Multiple speakers cited district compensation decisions. Anna Maguilera and others alleged that district leaders gave administrative staff raises and one‑time bargaining bonuses after the 2023 bargaining cycle, including a claim that bargaining bonuses totaled $31,000 in 2023 and that a lead bargainer received roughly $14,000. Several commenters said the district recently offered a 2.5% raise to ASC staff while asking paraeducators to accept smaller increases.
Statewide union support: Heather Christensen, state president for Public School Employees—SEIU Local 1948, said, “A budget is not just numbers on a page. It is a moral document,” and urged the board to show that values by funding living wages for education support professionals.
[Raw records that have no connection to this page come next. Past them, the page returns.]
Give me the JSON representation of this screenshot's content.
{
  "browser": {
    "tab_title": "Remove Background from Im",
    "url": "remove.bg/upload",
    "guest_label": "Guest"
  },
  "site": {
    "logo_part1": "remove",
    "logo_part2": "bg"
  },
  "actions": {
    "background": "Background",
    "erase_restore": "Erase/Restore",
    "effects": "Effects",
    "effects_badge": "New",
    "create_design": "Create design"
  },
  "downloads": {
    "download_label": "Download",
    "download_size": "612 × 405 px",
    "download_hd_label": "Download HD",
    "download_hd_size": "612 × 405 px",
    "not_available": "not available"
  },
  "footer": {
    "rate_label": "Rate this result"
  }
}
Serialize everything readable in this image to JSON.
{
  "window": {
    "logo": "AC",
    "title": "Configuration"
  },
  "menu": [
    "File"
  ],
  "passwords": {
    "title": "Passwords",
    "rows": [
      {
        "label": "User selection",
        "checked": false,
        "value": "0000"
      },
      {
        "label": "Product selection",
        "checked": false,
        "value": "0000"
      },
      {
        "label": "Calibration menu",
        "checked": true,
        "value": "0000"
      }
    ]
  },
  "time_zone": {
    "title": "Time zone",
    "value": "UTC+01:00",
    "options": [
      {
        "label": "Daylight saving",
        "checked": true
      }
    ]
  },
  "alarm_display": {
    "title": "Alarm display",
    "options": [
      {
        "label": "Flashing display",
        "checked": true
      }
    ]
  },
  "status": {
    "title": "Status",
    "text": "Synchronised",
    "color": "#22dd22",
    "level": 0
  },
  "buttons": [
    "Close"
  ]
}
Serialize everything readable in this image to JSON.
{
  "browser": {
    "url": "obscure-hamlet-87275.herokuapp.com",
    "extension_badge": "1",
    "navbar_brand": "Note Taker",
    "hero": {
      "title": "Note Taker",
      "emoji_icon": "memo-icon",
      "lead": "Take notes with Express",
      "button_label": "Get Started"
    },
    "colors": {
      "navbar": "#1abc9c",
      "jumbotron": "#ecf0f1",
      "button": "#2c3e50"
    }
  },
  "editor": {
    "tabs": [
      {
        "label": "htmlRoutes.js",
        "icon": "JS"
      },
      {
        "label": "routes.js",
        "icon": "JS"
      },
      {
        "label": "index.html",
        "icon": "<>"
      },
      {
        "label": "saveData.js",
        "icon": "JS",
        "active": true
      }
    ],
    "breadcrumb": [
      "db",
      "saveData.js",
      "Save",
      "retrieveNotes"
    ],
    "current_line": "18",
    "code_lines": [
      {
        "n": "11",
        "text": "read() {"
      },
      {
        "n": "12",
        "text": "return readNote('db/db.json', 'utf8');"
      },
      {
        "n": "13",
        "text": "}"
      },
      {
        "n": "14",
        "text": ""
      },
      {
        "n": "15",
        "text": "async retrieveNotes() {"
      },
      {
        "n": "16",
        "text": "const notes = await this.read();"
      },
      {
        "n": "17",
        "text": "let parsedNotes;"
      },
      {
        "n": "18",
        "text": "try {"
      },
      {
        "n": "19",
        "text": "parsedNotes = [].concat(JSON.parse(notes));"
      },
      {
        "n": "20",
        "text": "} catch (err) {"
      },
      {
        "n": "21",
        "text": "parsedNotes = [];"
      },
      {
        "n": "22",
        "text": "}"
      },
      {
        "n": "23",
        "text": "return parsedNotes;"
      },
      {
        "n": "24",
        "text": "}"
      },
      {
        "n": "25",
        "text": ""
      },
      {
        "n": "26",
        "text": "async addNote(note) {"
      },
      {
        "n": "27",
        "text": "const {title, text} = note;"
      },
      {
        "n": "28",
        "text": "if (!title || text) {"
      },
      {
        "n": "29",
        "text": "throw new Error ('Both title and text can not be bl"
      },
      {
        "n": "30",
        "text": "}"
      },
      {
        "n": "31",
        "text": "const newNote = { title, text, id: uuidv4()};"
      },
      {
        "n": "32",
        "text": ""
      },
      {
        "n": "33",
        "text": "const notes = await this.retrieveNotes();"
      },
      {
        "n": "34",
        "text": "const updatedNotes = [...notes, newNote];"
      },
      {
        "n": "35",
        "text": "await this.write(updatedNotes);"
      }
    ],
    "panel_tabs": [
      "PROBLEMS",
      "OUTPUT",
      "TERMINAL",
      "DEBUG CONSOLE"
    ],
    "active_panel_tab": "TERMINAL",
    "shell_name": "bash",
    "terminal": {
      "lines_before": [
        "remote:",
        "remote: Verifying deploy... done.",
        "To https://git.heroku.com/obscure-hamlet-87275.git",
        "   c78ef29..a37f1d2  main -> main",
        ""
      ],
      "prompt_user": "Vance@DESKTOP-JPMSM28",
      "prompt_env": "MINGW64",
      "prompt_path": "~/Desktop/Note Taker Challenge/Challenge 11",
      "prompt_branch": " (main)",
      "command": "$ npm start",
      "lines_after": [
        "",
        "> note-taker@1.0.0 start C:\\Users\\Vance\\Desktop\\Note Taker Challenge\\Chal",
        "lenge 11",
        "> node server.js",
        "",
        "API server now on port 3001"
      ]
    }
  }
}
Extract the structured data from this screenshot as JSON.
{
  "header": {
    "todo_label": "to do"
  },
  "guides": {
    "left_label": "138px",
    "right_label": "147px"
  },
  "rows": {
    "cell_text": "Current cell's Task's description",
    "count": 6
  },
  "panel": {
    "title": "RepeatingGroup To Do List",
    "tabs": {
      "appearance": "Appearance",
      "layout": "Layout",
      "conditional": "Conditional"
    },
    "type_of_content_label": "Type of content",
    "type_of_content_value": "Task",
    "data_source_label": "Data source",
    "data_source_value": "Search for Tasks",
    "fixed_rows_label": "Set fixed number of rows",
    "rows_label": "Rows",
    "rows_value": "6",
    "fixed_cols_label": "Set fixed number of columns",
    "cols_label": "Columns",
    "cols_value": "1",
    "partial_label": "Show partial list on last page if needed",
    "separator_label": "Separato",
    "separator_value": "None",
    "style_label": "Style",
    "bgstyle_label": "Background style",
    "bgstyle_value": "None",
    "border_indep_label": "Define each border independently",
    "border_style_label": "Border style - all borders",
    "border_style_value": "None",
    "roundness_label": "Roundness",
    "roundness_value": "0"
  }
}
Community perspective: Parents and teachers described concrete classroom impacts they attribute to understaffing and turnover: interrupted instruction, cancelled programs, and students who escalate because consistent support staff are not available. Several speakers referenced earlier strikes in 2018 and 2023 and said the board’s recent resolution describing a strike as causing “irreparable injury” to students was inaccurate and insulting to those who support striking staff.
District response: Superintendent Dr. Maloney acknowledged the comments and said the district wants to continue bargaining. “We definitely do wanna keep bargaining and have people back to work so our students can go to school on September 2,” Maloney said, adding that the district must balance honoring staff with protecting long‑term financial stability.
Discussion vs. action: The meeting record shows extensive public comment and questions to the board and superintendent, but no formal bargaining settlement or board vote on labor terms occurred at the Aug. 26 meeting. Speakers requested that the board and bargaining team meet daily until a resolution is reached; that direction was described in public comment but not recorded as a formal board action during this meeting.
What was not specified: commenters cited several dollar figures and operational claims (legal fees totaling about $500,000 over six months, bargaining bonuses in 2023 totaling $31,000, and individual pay rates such as $21.10 per hour for a referenced position). The district’s budget presentation and bargaining webpage were referenced but the board did not adopt any contract terms or specific monetary commitments at the meeting.
Next steps: The board took no public vote on bargaining terms at the Aug. 26 meeting. Speakers urged faster bargaining and use of district reserves to buffer costs; the superintendent and board members encouraged continued respectful engagement as negotiations proceed.